On digital freedom and privacy

If you have browsed Richard Stallman’s personal webpage or have watched some of his lectures, you will know Stallman doesn’t use Facebook, Gmail, Twitter, Eventbrite, Snapchat, Amazon, Microsoft Windows, Skype and many other software platforms. The founder of the Free Software Foundation claims he doesn’t want to live a life of convenience compromising his freedom and privacy. In the eyes of Stallman, Facebook, Snapchat or even a cellphone are the ways through which the “big brother” can conduct mass surveillance on people.

Legendary computer scientist Don Knuth says, “Email is for someone who wants to be on top of things. I want to be at the bottom.”

The author of the Art of Computer Programming series claims to have given up emails since 1990. In his personal webpage, Knuth argues, “I’d used email since about 1975, and it seems to me that 15 years of email is plenty for one lifetime.”

In the age of the internet, it is easy to get trapped in the fantasy of the virtual world. On one hand, the internet has improved our lives by providing us easy access to worldly information.

On the other hand, it has pushed our private space into the digital arena and has compromised our privacy. Our personal information is no longer limited within us. Big players of the internet ecosystem know our choice and preference better than us.

I agree that the internet has decentralized the mode of communication, but still the giant stakeholders such as Facebook, Google, Amazon, Twitter etc. have a greater impact on the existing information.

For example, if Facebook wants, it can delete our profile. And if Google wants, it can also remove the files we have stored in our Google drive. We have freedom, but our freedom is bound within the mercy of the bigger players.

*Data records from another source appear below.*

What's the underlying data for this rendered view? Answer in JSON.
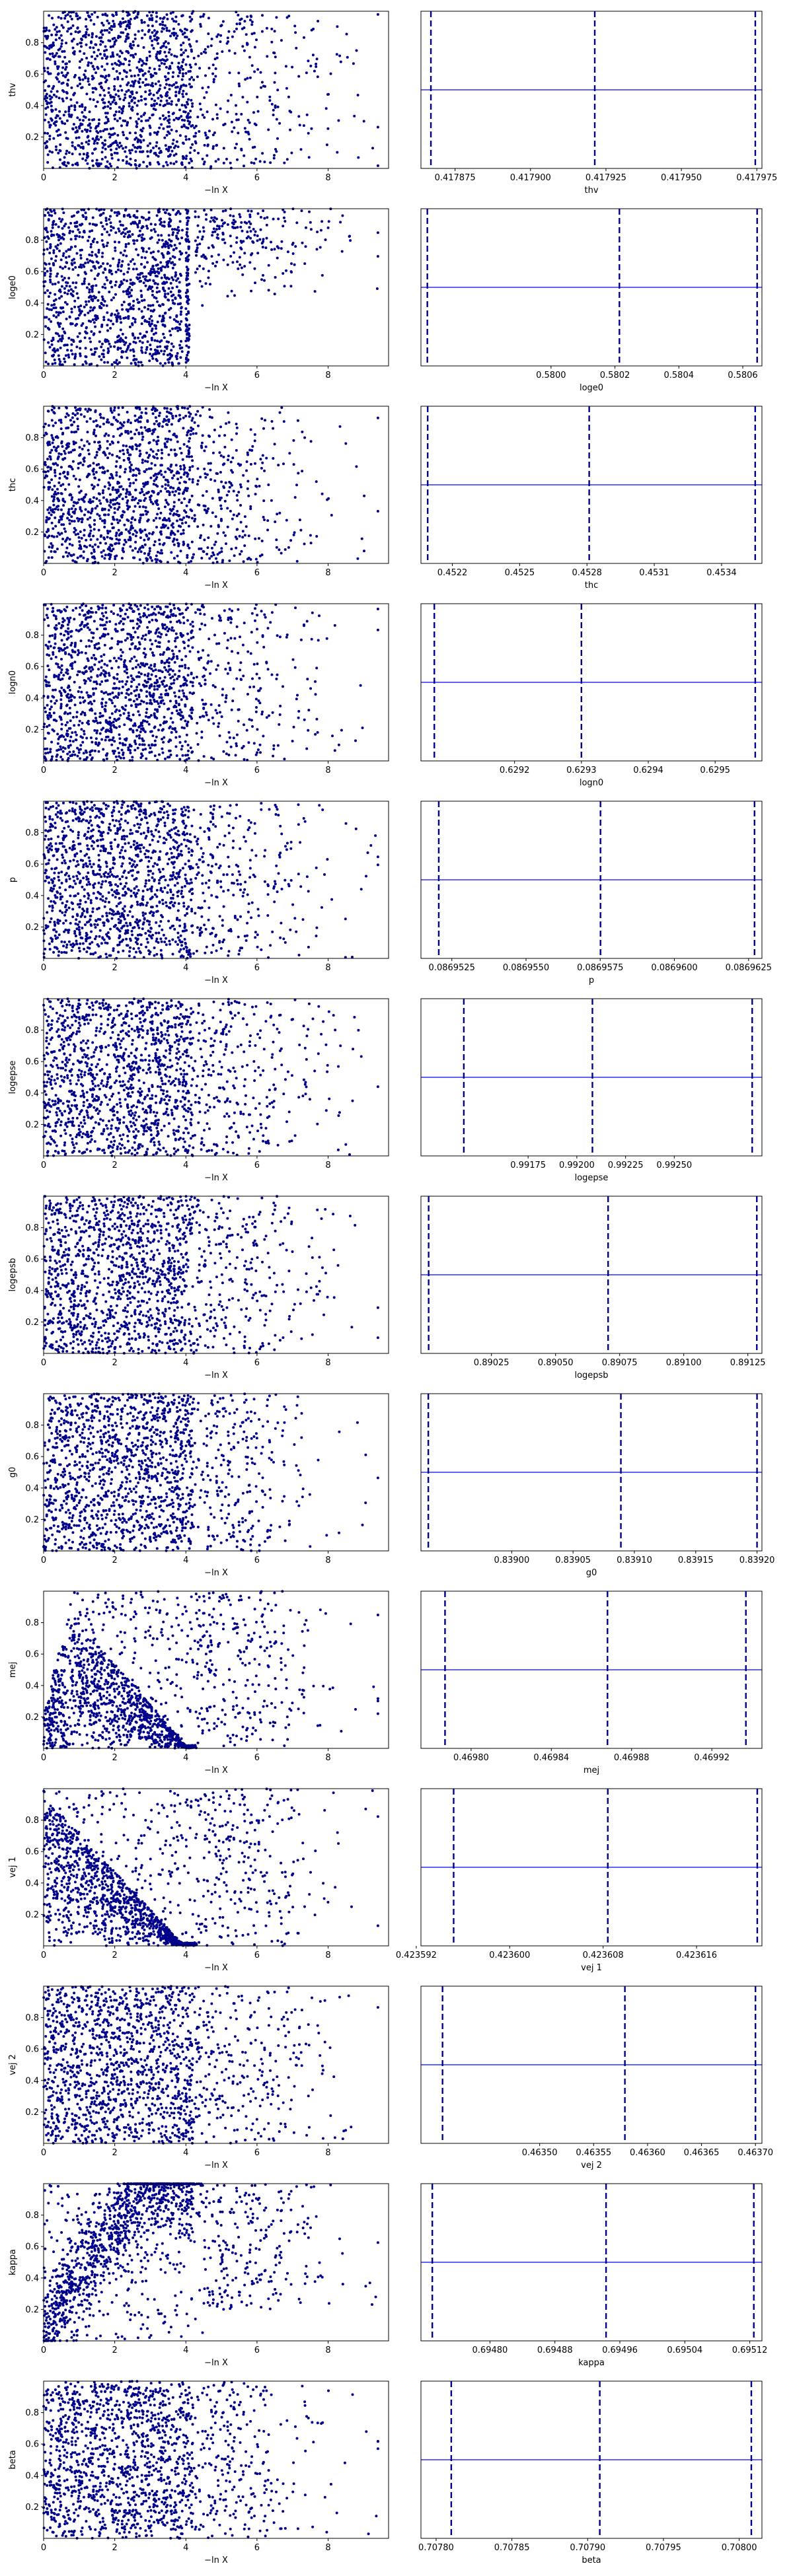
{
  "figure": {
    "left_xlabel": "−ln X",
    "left_xlim": [
      0,
      9.7
    ],
    "left_xticks": [
      "0",
      "2",
      "4",
      "6",
      "8"
    ],
    "left_ylim": [
      0,
      1
    ],
    "left_yticks": [
      "0.2",
      "0.4",
      "0.6",
      "0.8"
    ]
  },
  "colors": {
    "scatter": "#00008b",
    "line": "#0000ff",
    "axes": "#000000"
  },
  "chart_data": [
    {
      "type": "scatter+line",
      "name": "thv",
      "ylabel": "thv",
      "xlabel": "thv",
      "hist_xlim": [
        0.4178637,
        0.4179767
      ],
      "lines": [
        0.417867,
        0.4179213,
        0.4179745
      ],
      "level": 0.5,
      "ticks": [
        {
          "v": 0.417875,
          "label": "0.417875"
        },
        {
          "v": 0.4179,
          "label": "0.417900"
        },
        {
          "v": 0.417925,
          "label": "0.417925"
        },
        {
          "v": 0.41795,
          "label": "0.417950"
        },
        {
          "v": 0.417975,
          "label": "0.417975"
        }
      ],
      "pattern": "uniform"
    },
    {
      "type": "scatter+line",
      "name": "loge0",
      "ylabel": "loge0",
      "xlabel": "loge0",
      "hist_xlim": [
        0.579593,
        0.58066
      ],
      "lines": [
        0.579613,
        0.580214,
        0.580645
      ],
      "level": 0.5,
      "ticks": [
        {
          "v": 0.58,
          "label": "0.5800"
        },
        {
          "v": 0.5802,
          "label": "0.5802"
        },
        {
          "v": 0.5804,
          "label": "0.5804"
        },
        {
          "v": 0.5806,
          "label": "0.5806"
        }
      ],
      "pattern": "loge0"
    },
    {
      "type": "scatter+line",
      "name": "thc",
      "ylabel": "thc",
      "xlabel": "thc",
      "hist_xlim": [
        0.45206,
        0.45358
      ],
      "lines": [
        0.45209,
        0.45281,
        0.45355
      ],
      "level": 0.5,
      "ticks": [
        {
          "v": 0.4522,
          "label": "0.4522"
        },
        {
          "v": 0.4525,
          "label": "0.4525"
        },
        {
          "v": 0.4528,
          "label": "0.4528"
        },
        {
          "v": 0.4531,
          "label": "0.4531"
        },
        {
          "v": 0.4534,
          "label": "0.4534"
        }
      ],
      "pattern": "uniform"
    },
    {
      "type": "scatter+line",
      "name": "logn0",
      "ylabel": "logn0",
      "xlabel": "logn0",
      "hist_xlim": [
        0.62906,
        0.62957
      ],
      "lines": [
        0.62908,
        0.6293,
        0.62956
      ],
      "level": 0.5,
      "ticks": [
        {
          "v": 0.6292,
          "label": "0.6292"
        },
        {
          "v": 0.6293,
          "label": "0.6293"
        },
        {
          "v": 0.6294,
          "label": "0.6294"
        },
        {
          "v": 0.6295,
          "label": "0.6295"
        }
      ],
      "pattern": "uniform"
    },
    {
      "type": "scatter+line",
      "name": "p",
      "ylabel": "p",
      "xlabel": "p",
      "hist_xlim": [
        0.08695146,
        0.08696295
      ],
      "lines": [
        0.08695206,
        0.08695751,
        0.0869627
      ],
      "level": 0.5,
      "ticks": [
        {
          "v": 0.0869525,
          "label": "0.0869525"
        },
        {
          "v": 0.086955,
          "label": "0.0869550"
        },
        {
          "v": 0.0869575,
          "label": "0.0869575"
        },
        {
          "v": 0.08696,
          "label": "0.0869600"
        },
        {
          "v": 0.0869625,
          "label": "0.0869625"
        }
      ],
      "pattern": "uniform"
    },
    {
      "type": "scatter+line",
      "name": "logepse",
      "ylabel": "logepse",
      "xlabel": "logepse",
      "hist_xlim": [
        0.9912,
        0.99295
      ],
      "lines": [
        0.99142,
        0.99208,
        0.9929
      ],
      "level": 0.5,
      "ticks": [
        {
          "v": 0.99175,
          "label": "0.99175"
        },
        {
          "v": 0.992,
          "label": "0.99200"
        },
        {
          "v": 0.99225,
          "label": "0.99225"
        },
        {
          "v": 0.9925,
          "label": "0.99250"
        }
      ],
      "pattern": "uniform"
    },
    {
      "type": "scatter+line",
      "name": "logepsb",
      "ylabel": "logepsb",
      "xlabel": "logepsb",
      "hist_xlim": [
        0.889975,
        0.891305
      ],
      "lines": [
        0.890005,
        0.890705,
        0.891285
      ],
      "level": 0.5,
      "ticks": [
        {
          "v": 0.89025,
          "label": "0.89025"
        },
        {
          "v": 0.8905,
          "label": "0.89050"
        },
        {
          "v": 0.89075,
          "label": "0.89075"
        },
        {
          "v": 0.891,
          "label": "0.89100"
        },
        {
          "v": 0.89125,
          "label": "0.89125"
        }
      ],
      "pattern": "uniform"
    },
    {
      "type": "scatter+line",
      "name": "g0",
      "ylabel": "g0",
      "xlabel": "g0",
      "hist_xlim": [
        0.838926,
        0.839204
      ],
      "lines": [
        0.838932,
        0.839089,
        0.8392
      ],
      "level": 0.5,
      "ticks": [
        {
          "v": 0.839,
          "label": "0.83900"
        },
        {
          "v": 0.83905,
          "label": "0.83905"
        },
        {
          "v": 0.8391,
          "label": "0.83910"
        },
        {
          "v": 0.83915,
          "label": "0.83915"
        },
        {
          "v": 0.8392,
          "label": "0.83920"
        }
      ],
      "pattern": "uniform"
    },
    {
      "type": "scatter+line",
      "name": "mej",
      "ylabel": "mej",
      "xlabel": "mej",
      "hist_xlim": [
        0.469775,
        0.469945
      ],
      "lines": [
        0.469787,
        0.469868,
        0.469937
      ],
      "level": 0.5,
      "ticks": [
        {
          "v": 0.4698,
          "label": "0.46980"
        },
        {
          "v": 0.46984,
          "label": "0.46984"
        },
        {
          "v": 0.46988,
          "label": "0.46988"
        },
        {
          "v": 0.46992,
          "label": "0.46992"
        }
      ],
      "pattern": "mej"
    },
    {
      "type": "scatter+line",
      "name": "vej 1",
      "ylabel": "vej 1",
      "xlabel": "vej 1",
      "hist_xlim": [
        0.4235924,
        0.4236216
      ],
      "lines": [
        0.4235952,
        0.4236084,
        0.4236212
      ],
      "level": 0.5,
      "ticks": [
        {
          "v": 0.423592,
          "label": "0.423592"
        },
        {
          "v": 0.4236,
          "label": "0.423600"
        },
        {
          "v": 0.423608,
          "label": "0.423608"
        },
        {
          "v": 0.423616,
          "label": "0.423616"
        }
      ],
      "pattern": "vej1"
    },
    {
      "type": "scatter+line",
      "name": "vej 2",
      "ylabel": "vej 2",
      "xlabel": "vej 2",
      "hist_xlim": [
        0.46339,
        0.463706
      ],
      "lines": [
        0.46341,
        0.463579,
        0.4637
      ],
      "level": 0.5,
      "ticks": [
        {
          "v": 0.4635,
          "label": "0.46350"
        },
        {
          "v": 0.46355,
          "label": "0.46355"
        },
        {
          "v": 0.4636,
          "label": "0.46360"
        },
        {
          "v": 0.46365,
          "label": "0.46365"
        },
        {
          "v": 0.4637,
          "label": "0.46370"
        }
      ],
      "pattern": "uniform"
    },
    {
      "type": "scatter+line",
      "name": "kappa",
      "ylabel": "kappa",
      "xlabel": "kappa",
      "hist_xlim": [
        0.694715,
        0.695135
      ],
      "lines": [
        0.694729,
        0.694943,
        0.695125
      ],
      "level": 0.5,
      "ticks": [
        {
          "v": 0.6948,
          "label": "0.69480"
        },
        {
          "v": 0.69488,
          "label": "0.69488"
        },
        {
          "v": 0.69496,
          "label": "0.69496"
        },
        {
          "v": 0.69504,
          "label": "0.69504"
        },
        {
          "v": 0.69512,
          "label": "0.69512"
        }
      ],
      "pattern": "kappa"
    },
    {
      "type": "scatter+line",
      "name": "beta",
      "ylabel": "beta",
      "xlabel": "beta",
      "hist_xlim": [
        0.70779,
        0.708015
      ],
      "lines": [
        0.70781,
        0.707908,
        0.708008
      ],
      "level": 0.5,
      "ticks": [
        {
          "v": 0.7078,
          "label": "0.70780"
        },
        {
          "v": 0.70785,
          "label": "0.70785"
        },
        {
          "v": 0.7079,
          "label": "0.70790"
        },
        {
          "v": 0.70795,
          "label": "0.70795"
        },
        {
          "v": 0.708,
          "label": "0.70800"
        }
      ],
      "pattern": "uniform"
    }
  ]
}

In 2016, after the San Bernardino attack, there was a lengthy legal tussle between Apple and the FBI on whether Apple should use its backdoor to unlock the suspected iPhone. Apple denied the presence of such backdoor and declined to help the FBI in unlocking the device. The FBI ultimately found a third party to unlock the device and was able to access the content of the phone.

It is still a debate whether Apple has a secret backdoor for all the devices they sell. Stallman argues that most of the proprietary software have such backdoors which they can use to spy on the users if they want to. If his argument is true, it is a big threat to our privacy and freedom.

It is not possible for us to live like Stallman. It is also not easy to give up social media and emails. Unlike Knuth, many of us still want to be “on top of things.”

Convenience always comes at a price, but there are still many things under our control which we often tend to ignore. It is always up to us to decide what sort of information we want to make public in the internet space. There is always a room for the minimization of the privacy violation.

We have our limitations and constraints, but a better awareness of the Internet ecosystem and a good knowledge of the privacy settings can make us far more secure than we are today. Complete freedom and privacy can be imagined only in an ideal world.